For Her is not a love story — it is a cautionary tale. Set in the near future (really just an excuse to dress everyone in awkward ties), it stars Joaquin Phoenix as a lonely and embittered soon-to-be divorcé. As part of his unfulfilling job, he gets a “virtual assistant” with his newest operating-system upgrade: “Samantha,” a learning AI voiced by Johansson that exhibits such naïvely ingenuous lovability as an algorithm new to the world that the alienated and unhappy Phoenix begins to fall in love with it. And, seemingly, “she” with him as well.
It is a marvelous and memorable film — Spike Jonze’s best work by far as both director and writer, with a truly humane, beating heart at its core — so I will not spoil the plot for you from there. But, as those who have seen it know, the film is designed to make you uncomfortable with AI, not more welcoming of it — for AI is incapable of loving you, or even truly befriending you, at least not in the way that people crave and require. Her makes a direct appeal to its viewers to take their heads out of the clouds (and, by analogy, drop the smartphone from their hands) and re-engage with the human reality of the world around them, rather than getting lost in a world of artificial intelligence and pleasures both ultimately illusory and inevitably heartbreaking.
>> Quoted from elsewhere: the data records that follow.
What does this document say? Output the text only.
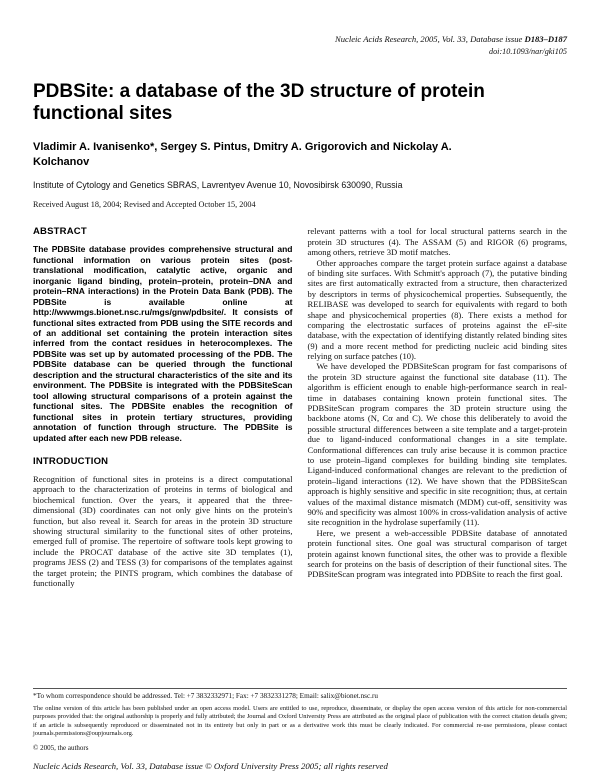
Nucleic Acids Research, 2005, Vol. 33, Database issue D183–D187
doi:10.1093/nar/gki105
PDBSite: a database of the 3D structure of protein functional sites
Vladimir A. Ivanisenko*, Sergey S. Pintus, Dmitry A. Grigorovich and Nickolay A. Kolchanov
Institute of Cytology and Genetics SBRAS, Lavrentyev Avenue 10, Novosibirsk 630090, Russia
Received August 18, 2004; Revised and Accepted October 15, 2004
ABSTRACT

The PDBSite database provides comprehensive structural and functional information on various protein sites (post-translational modification, catalytic active, organic and inorganic ligand binding, protein–protein, protein–DNA and protein–RNA interactions) in the Protein Data Bank (PDB). The PDBSite is available online at http://wwwmgs.bionet.nsc.ru/mgs/gnw/pdbsite/. It consists of functional sites extracted from PDB using the SITE records and of an additional set containing the protein interaction sites inferred from the contact residues in heterocomplexes. The PDBSite was set up by automated processing of the PDB. The PDBSite database can be queried through the functional description and the structural characteristics of the site and its environment. The PDBSite is integrated with the PDBSiteScan tool allowing structural comparisons of a protein against the functional sites. The PDBSite enables the recognition of functional sites in protein tertiary structures, providing annotation of function through structure. The PDBSite is updated after each new PDB release.

INTRODUCTION

Recognition of functional sites in proteins is a direct computational approach to the characterization of proteins in terms of biological and biochemical function. Over the years, it appeared that the three-dimensional (3D) coordinates can not only give hints on the protein's function, but also reveal it. Search for areas in the protein 3D structure showing structural similarity to the functional sites of other proteins, emerged full of promise. The repertoire of software tools kept growing to include the PROCAT database of the active site 3D templates (1), programs JESS (2) and TESS (3) for comparisons of the templates against the target protein; the PINTS program, which combines the database of functionally

relevant patterns with a tool for local structural patterns search in the protein 3D structures (4). The ASSAM (5) and RIGOR (6) programs, among others, retrieve 3D motif matches.

Other approaches compare the target protein surface against a database of binding site surfaces. With Schmitt's approach (7), the putative binding sites are first automatically extracted from a structure, then characterized by descriptors in terms of physicochemical properties. Subsequently, the RELIBASE was developed to search for equivalents with regard to both shape and physicochemical properties (8). There exists a method for comparing the electrostatic surfaces of proteins against the eF-site database, with the expectation of identifying distantly related binding sites (9) and a more recent method for predicting nucleic acid binding sites relying on surface patches (10).

We have developed the PDBSiteScan program for fast comparisons of the protein 3D structure against the functional site database (11). The algorithm is efficient enough to enable high-performance search in real-time in databases containing known protein functional sites. The PDBSiteScan program compares the 3D protein structure using the backbone atoms (N, Cα and C). We chose this deliberately to avoid the possible structural differences between a site template and a target-protein due to ligand-induced conformational changes in a site template. Conformational differences can truly arise because it is common practice to use protein–ligand complexes for building binding site templates. Ligand-induced conformational changes are relevant to the prediction of protein–ligand interactions (12). We have shown that the PDBSiteScan approach is highly sensitive and specific in site recognition; thus, at certain values of the maximal distance mismatch (MDM) cut-off, sensitivity was 90% and specificity was almost 100% in cross-validation analysis of active site recognition in the hydrolase superfamily (11).

Here, we present a web-accessible PDBSite database of annotated protein functional sites. One goal was structural comparison of target protein against known functional sites, the other was to provide a flexible search for proteins on the basis of description of their functional sites. The PDBSiteScan program was integrated into PDBSite to reach the first goal.

*To whom correspondence should be addressed. Tel: +7 3832332971; Fax: +7 3832331278; Email: salix@bionet.nsc.ru
The online version of this article has been published under an open access model. Users are entitled to use, reproduce, disseminate, or display the open access version of this article for non-commercial purposes provided that: the original authorship is properly and fully attributed; the Journal and Oxford University Press are attributed as the original place of publication with the correct citation details given; if an article is subsequently reproduced or disseminated not in its entirety but only in part or as a derivative work this must be clearly indicated. For commercial re-use permissions, please contact journals.permissions@oupjournals.org.
© 2005, the authors
Nucleic Acids Research, Vol. 33, Database issue © Oxford University Press 2005; all rights reserved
So how the hell could Sam Altman have gotten all of this so wrong? Go back to the “Torment Nexus” joke I opened with. What kind of an utterly dense brick of a person could watch Her and think, “Yeah, I definitely want my AI to remind me of the algorithmic plague that seduced society away from everything except their earbuds before cruelly ghosting planet Earth.” One presumes Open AI has already moved on to option No. 2: getting Hugo Weaving to reprise his role as “Agent Smith” from The Matrix.
So while I am grateful that Scarlett Johansson understands the emotional import of the film far better than Sam Altman does, this episode really does suggest that people like him not only do not understand why people harbor such reservations about AI, they embrace AI for precisely those reasons. Mark Zuckerberg really wants you to live in the Metaverse. Altman clearly seems to fantasize about ChatGPT becoming your late-night AI girlfriend. These are weird people whose psychological priorities are very different from yours and mine, and as long as their aim is the dissolution of modern social bonds, my fears about AI are not about its intellectual capacities (though I remain wary of those). My fears are about its capacity to warp us as humans, and the place that its apostles wish to see it take in our lives.